衛星無線リンクシミュレータ「RLS-2100」
アルチザネットワークスが提供する衛星無線リンクシミュレータ「RLS-2100」は、衛星通信で生じるドップラー・遅延・フェージング・降雨減衰・伝搬損失といったリンク特性をラボ環境で忠実に再現する衛星に特化したリンクシミュレータだ。
LEO/MEO/GEO/HEOを含むあらゆる軌道の衛星に対応し、HAPSや衛星間リンク(ISL)を含む複合シナリオの評価にも活用できるという。

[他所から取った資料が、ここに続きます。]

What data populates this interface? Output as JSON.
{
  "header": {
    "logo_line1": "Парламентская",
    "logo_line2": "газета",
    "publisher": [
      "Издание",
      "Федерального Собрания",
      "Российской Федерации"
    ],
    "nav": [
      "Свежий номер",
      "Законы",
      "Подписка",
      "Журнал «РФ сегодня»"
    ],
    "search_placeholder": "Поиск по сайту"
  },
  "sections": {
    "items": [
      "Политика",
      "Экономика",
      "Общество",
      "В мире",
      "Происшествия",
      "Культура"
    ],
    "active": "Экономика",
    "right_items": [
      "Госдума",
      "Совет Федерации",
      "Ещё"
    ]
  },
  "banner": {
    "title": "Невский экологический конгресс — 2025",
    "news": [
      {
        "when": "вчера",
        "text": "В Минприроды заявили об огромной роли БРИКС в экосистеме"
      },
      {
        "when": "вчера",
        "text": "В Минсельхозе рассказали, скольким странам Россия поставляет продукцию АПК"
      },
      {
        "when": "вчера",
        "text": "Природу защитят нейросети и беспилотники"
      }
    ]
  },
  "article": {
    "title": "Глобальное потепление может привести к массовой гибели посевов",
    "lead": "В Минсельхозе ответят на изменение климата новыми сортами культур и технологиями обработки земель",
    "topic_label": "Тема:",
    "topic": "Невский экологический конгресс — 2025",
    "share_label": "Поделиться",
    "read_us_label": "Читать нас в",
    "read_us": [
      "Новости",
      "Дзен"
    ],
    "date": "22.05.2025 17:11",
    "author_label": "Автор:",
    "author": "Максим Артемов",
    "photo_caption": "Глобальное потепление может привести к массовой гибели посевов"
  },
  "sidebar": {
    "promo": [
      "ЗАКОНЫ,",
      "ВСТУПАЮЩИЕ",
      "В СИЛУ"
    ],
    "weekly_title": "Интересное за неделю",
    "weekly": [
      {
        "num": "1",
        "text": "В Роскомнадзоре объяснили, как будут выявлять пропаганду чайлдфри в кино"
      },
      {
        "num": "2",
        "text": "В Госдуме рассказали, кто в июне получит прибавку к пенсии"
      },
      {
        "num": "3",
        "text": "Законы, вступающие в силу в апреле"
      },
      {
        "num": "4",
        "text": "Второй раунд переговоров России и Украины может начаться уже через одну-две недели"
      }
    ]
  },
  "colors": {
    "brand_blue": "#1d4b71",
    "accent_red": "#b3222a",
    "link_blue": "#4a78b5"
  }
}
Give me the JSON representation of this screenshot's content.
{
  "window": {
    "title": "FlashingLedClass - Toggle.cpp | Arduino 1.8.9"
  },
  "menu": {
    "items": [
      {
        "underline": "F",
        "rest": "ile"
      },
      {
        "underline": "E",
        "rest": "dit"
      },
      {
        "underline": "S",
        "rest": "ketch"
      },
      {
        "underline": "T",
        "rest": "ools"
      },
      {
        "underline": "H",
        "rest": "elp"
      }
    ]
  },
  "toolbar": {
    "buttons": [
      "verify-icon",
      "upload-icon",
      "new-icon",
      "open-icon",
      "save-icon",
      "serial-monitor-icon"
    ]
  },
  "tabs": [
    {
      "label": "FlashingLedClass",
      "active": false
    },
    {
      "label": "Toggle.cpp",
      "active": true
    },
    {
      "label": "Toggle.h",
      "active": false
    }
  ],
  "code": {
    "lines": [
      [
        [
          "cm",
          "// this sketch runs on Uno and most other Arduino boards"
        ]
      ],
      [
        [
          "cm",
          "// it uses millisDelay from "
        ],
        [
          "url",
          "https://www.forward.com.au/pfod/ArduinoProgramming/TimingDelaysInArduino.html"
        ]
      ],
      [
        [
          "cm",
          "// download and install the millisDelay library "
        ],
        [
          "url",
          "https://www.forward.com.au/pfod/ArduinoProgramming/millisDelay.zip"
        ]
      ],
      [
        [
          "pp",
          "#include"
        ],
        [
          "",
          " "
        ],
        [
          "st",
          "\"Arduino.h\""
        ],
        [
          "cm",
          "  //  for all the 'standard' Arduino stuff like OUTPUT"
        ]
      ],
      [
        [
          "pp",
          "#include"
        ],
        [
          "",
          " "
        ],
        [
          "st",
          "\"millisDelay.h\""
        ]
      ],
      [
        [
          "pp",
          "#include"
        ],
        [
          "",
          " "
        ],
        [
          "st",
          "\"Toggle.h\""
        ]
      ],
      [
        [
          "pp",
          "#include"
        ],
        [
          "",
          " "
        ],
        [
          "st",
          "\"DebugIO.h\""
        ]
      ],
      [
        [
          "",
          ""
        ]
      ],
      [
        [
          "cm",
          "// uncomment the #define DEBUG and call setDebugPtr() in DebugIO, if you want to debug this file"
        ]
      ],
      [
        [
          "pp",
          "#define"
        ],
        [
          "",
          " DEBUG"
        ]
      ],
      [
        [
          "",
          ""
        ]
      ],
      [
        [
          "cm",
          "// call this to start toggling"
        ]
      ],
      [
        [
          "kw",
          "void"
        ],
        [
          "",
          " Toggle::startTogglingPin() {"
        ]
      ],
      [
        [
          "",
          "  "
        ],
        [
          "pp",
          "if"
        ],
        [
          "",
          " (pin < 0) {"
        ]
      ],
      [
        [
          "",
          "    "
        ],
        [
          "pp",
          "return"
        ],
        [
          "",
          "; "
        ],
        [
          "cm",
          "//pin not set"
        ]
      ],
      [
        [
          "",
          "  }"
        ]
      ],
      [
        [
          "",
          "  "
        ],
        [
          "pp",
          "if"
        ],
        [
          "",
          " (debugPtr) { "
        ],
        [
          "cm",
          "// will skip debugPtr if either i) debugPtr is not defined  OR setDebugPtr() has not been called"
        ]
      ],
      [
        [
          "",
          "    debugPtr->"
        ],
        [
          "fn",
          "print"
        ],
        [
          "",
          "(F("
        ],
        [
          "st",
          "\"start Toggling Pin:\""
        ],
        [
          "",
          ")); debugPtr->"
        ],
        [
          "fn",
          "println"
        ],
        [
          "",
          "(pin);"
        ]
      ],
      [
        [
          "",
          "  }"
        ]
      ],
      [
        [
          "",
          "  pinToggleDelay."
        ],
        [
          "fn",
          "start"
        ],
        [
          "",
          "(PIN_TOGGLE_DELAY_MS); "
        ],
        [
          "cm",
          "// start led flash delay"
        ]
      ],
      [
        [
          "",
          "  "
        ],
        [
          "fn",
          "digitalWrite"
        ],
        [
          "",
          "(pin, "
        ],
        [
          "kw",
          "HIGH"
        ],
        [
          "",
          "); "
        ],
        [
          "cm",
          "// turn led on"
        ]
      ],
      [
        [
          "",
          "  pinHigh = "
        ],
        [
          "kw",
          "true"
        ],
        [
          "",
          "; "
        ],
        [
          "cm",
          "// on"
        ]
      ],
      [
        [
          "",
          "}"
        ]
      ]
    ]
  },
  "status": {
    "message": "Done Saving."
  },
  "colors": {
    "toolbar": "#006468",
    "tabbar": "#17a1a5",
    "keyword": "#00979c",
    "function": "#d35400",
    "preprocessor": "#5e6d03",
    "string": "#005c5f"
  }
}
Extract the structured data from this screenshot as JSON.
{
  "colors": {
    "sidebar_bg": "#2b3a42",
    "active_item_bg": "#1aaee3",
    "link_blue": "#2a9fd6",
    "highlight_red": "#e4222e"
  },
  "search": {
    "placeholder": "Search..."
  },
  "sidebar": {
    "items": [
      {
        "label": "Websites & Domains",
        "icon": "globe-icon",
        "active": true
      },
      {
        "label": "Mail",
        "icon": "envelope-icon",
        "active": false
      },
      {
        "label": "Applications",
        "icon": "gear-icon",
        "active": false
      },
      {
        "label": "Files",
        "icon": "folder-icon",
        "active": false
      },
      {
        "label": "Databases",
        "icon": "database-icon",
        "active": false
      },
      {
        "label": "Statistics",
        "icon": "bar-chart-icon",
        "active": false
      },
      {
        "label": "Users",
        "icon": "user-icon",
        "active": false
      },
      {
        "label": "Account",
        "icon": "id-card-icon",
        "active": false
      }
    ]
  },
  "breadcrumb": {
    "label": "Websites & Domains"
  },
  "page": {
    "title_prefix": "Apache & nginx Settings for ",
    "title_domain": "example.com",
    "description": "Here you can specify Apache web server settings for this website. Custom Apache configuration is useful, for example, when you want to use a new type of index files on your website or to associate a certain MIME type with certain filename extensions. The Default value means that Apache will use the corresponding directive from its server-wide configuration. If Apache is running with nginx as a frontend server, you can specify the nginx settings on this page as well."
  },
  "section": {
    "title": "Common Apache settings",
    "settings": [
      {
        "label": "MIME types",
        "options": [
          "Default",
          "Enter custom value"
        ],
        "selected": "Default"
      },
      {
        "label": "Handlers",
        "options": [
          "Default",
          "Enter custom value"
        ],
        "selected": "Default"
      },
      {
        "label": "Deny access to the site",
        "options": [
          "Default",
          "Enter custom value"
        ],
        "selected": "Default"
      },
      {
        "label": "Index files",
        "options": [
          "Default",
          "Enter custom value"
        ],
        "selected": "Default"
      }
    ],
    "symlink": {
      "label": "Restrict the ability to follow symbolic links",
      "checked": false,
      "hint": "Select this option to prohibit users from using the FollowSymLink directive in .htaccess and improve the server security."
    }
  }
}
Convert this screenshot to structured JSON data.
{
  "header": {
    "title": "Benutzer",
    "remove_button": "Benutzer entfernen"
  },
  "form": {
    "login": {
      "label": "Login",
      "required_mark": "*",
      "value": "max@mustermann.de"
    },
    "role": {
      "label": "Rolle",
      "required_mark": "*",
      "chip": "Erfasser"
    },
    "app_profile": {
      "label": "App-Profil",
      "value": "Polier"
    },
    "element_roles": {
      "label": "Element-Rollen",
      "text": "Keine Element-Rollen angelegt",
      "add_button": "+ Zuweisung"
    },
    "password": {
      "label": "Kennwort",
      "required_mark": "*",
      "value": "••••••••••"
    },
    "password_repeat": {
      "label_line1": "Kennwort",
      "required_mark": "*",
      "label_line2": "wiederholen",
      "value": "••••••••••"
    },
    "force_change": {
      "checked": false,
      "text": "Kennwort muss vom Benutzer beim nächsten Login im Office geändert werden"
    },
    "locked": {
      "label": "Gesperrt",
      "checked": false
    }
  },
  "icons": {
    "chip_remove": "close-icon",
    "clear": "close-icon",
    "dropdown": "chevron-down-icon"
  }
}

ユーザーが独自に作成したアンテナビームパターンや衛星軌道を用いたシミュレーションにも対応し、設定のカスタマイズが可能だ。

RLS-2100によるシミュレーションのデモ画面
最大1.6Tbpsのキャプチャ性能に対応
アルチザネットワークスの商品としてのもう1つの目玉が、FPGAキャプチャカードによりパケット処理をハードウェアでオフロードし、CPUの負荷に依存しないロスレスキャプチャを実現するキャプチャアプライアンス「QP2000-400G」だ。

キャプチャアプライアンス「QP2000-400G」
最大の特徴は、デュアルノード構成で最大1.6Tbpsというキャプチャ性能だ。通常の運用ではオーバースペックに感じられるが、検査・研究機関からの高スペックへのニーズを受けて実現したという。最大約25Wクラスの400G ZR+光トランシーバーにも対応。発熱量が大きいが、エアフローと放熱設計を最適化することで、課題であった熱上昇を抑制し、最大35℃環境下での長時間稼働を可能にしている。
このほかには、GPUとSDR(ソフトウェア無線)を活用したソフトウェアベースのGNSSシミュレータも紹介している。